It seems nearly anywhere you turn these days someone you know is being diagnosed with cancer. There are a few simple reasons for this.
For one thing, there are far more people now than at any time in history. In the last half-century alone, the population of the planet has skyrocketed from 3.6 billion to 7.5 billion.
For another thing, many people are living longer lives due to medical advances such as the development of cures and vaccines. In 1900, the average lifespan was 46 for men and 48 women. A mere 100 years later, the average lifespan is now 73 and 79 – nearly double! Cancer disproportionately affects the middle-aged and older adults far more often than it does young people.
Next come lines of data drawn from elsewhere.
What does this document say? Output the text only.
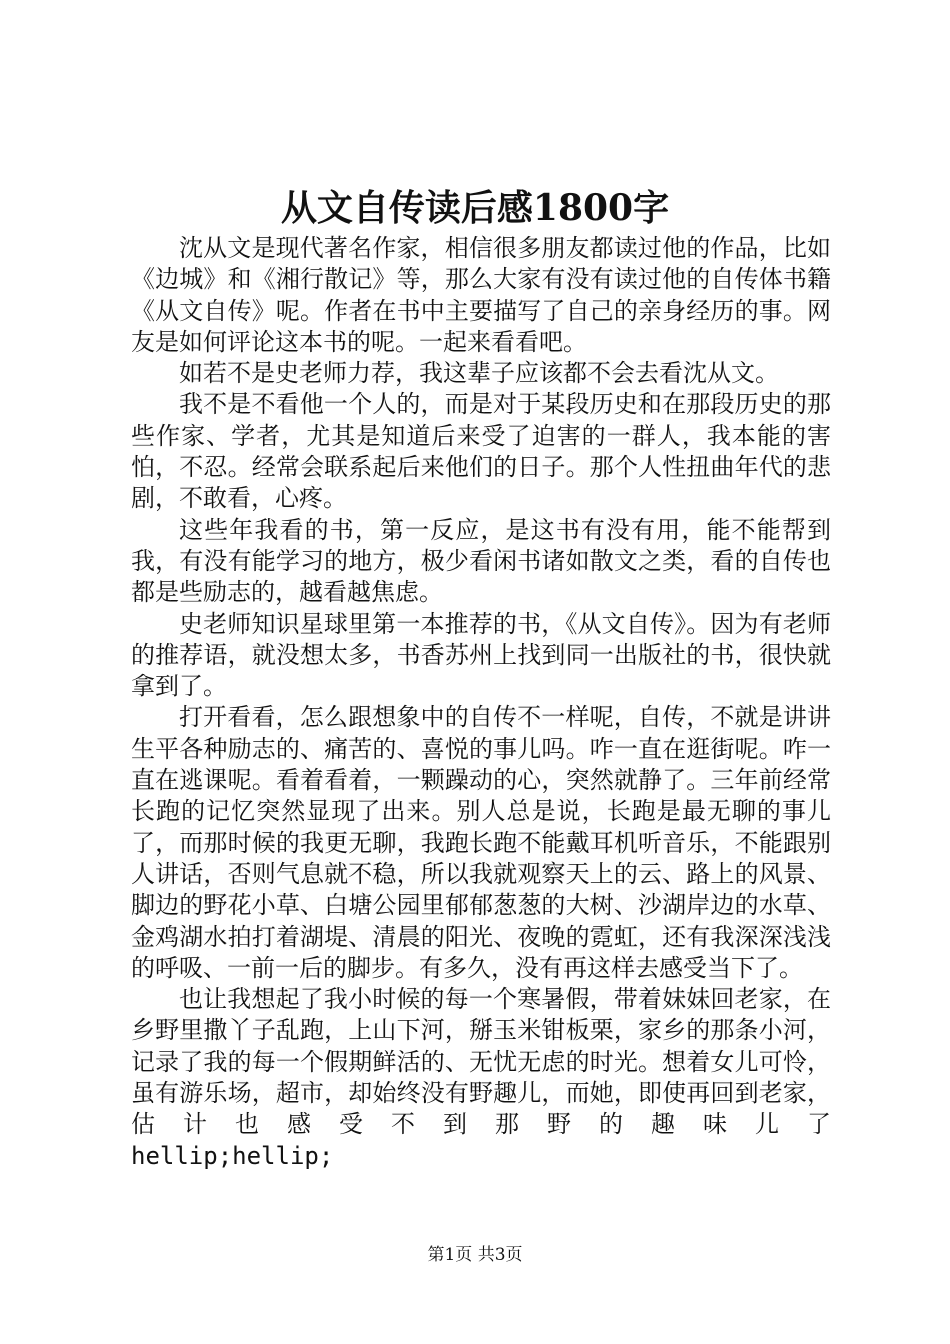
从文自传读后感1800字

沈从文是现代著名作家，相信很多朋友都读过他的作品，比如《边城》和《湘行散记》等，那么大家有没有读过他的自传体书籍《从文自传》呢。作者在书中主要描写了自己的亲身经历的事。网友是如何评论这本书的呢。一起来看看吧。

如若不是史老师力荐，我这辈子应该都不会去看沈从文。

我不是不看他一个人的，而是对于某段历史和在那段历史的那些作家、学者，尤其是知道后来受了迫害的一群人，我本能的害怕，不忍。经常会联系起后来他们的日子。那个人性扭曲年代的悲剧，不敢看，心疼。

这些年我看的书，第一反应，是这书有没有用，能不能帮到我，有没有能学习的地方，极少看闲书诸如散文之类，看的自传也都是些励志的，越看越焦虑。

史老师知识星球里第一本推荐的书，《从文自传》。因为有老师的推荐语，就没想太多，书香苏州上找到同一出版社的书，很快就拿到了。

打开看看，怎么跟想象中的自传不一样呢，自传，不就是讲讲生平各种励志的、痛苦的、喜悦的事儿吗。咋一直在逛街呢。咋一直在逃课呢。看着看着，一颗躁动的心，突然就静了。三年前经常长跑的记忆突然显现了出来。别人总是说，长跑是最无聊的事儿了，而那时候的我更无聊，我跑长跑不能戴耳机听音乐，不能跟别人讲话，否则气息就不稳，所以我就观察天上的云、路上的风景、脚边的野花小草、白塘公园里郁郁葱葱的大树、沙湖岸边的水草、金鸡湖水拍打着湖堤、清晨的阳光、夜晚的霓虹，还有我深深浅浅的呼吸、一前一后的脚步。有多久，没有再这样去感受当下了。

也让我想起了我小时候的每一个寒暑假，带着妹妹回老家，在乡野里撒丫子乱跑，上山下河，掰玉米钳板栗，家乡的那条小河，记录了我的每一个假期鲜活的、无忧无虑的时光。想着女儿可怜，虽有游乐场，超市，却始终没有野趣儿，而她，即使再回到老家，估计也感受不到那野的趣味儿了

hellip;hellip;

第1页 共3页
So, because there are more people in the world – and more of them are older – it’s no surprise that there are more people than ever before receiving a diagnosis of cancer.
What We Mean When We Talk About Cancer Risks
When scientists and researchers refer to cancer risk, they are referring to a probability of a person contracting cancer during their lifetime. This data is obtained by studying and charting large groups of people and associated risk factors or behaviors that add to a person’s odds of being diagnosed with cancer.
There are two types of risks: absolute and relative. Absolute risk, as it relates to cancer, refers to the probability of developing cancer – usually within a specific time frame, like by the age of 50, or during a person’s lifetime. Relative risk compares the occurrence of cancer between groups of people; for example, smokers may have an increased relative risk than nonsmokers of developing a particular type of cancer.
Age and Population Factors
The biggest risk factor for contracting cancer is age. A century ago, a person’s lifespan was much shorter because they usually succumbed to other ailments and so were less likely reach an age when cancer might have struck. Cancer is predominantly a disease of older adults, with more than 60% of all cancers mostly affecting people over 65 years of age. People of that age made up a mere 10% of the total population a few decades ago. Today, that figure has more than doubled because fewer people are dying of heart attacks and strokes. Thus, a greater percentage of the population is now dying of cancer.
Lifestyle Risk Factors
Another factor increasing the number of cancer cases today is the obesity epidemic in the U.S. Modern-day diets are much more likely to be higher in fat, sugar, and calories than in recent history. And the obese are at risk of contracting so many more illnesses, including cancer, than their counterparts with a healthier body weight. Thus, lifestyle and diet choices people make have led to a dramatic jump in the number of obese and overweight people, which increases their relative risk for cancer.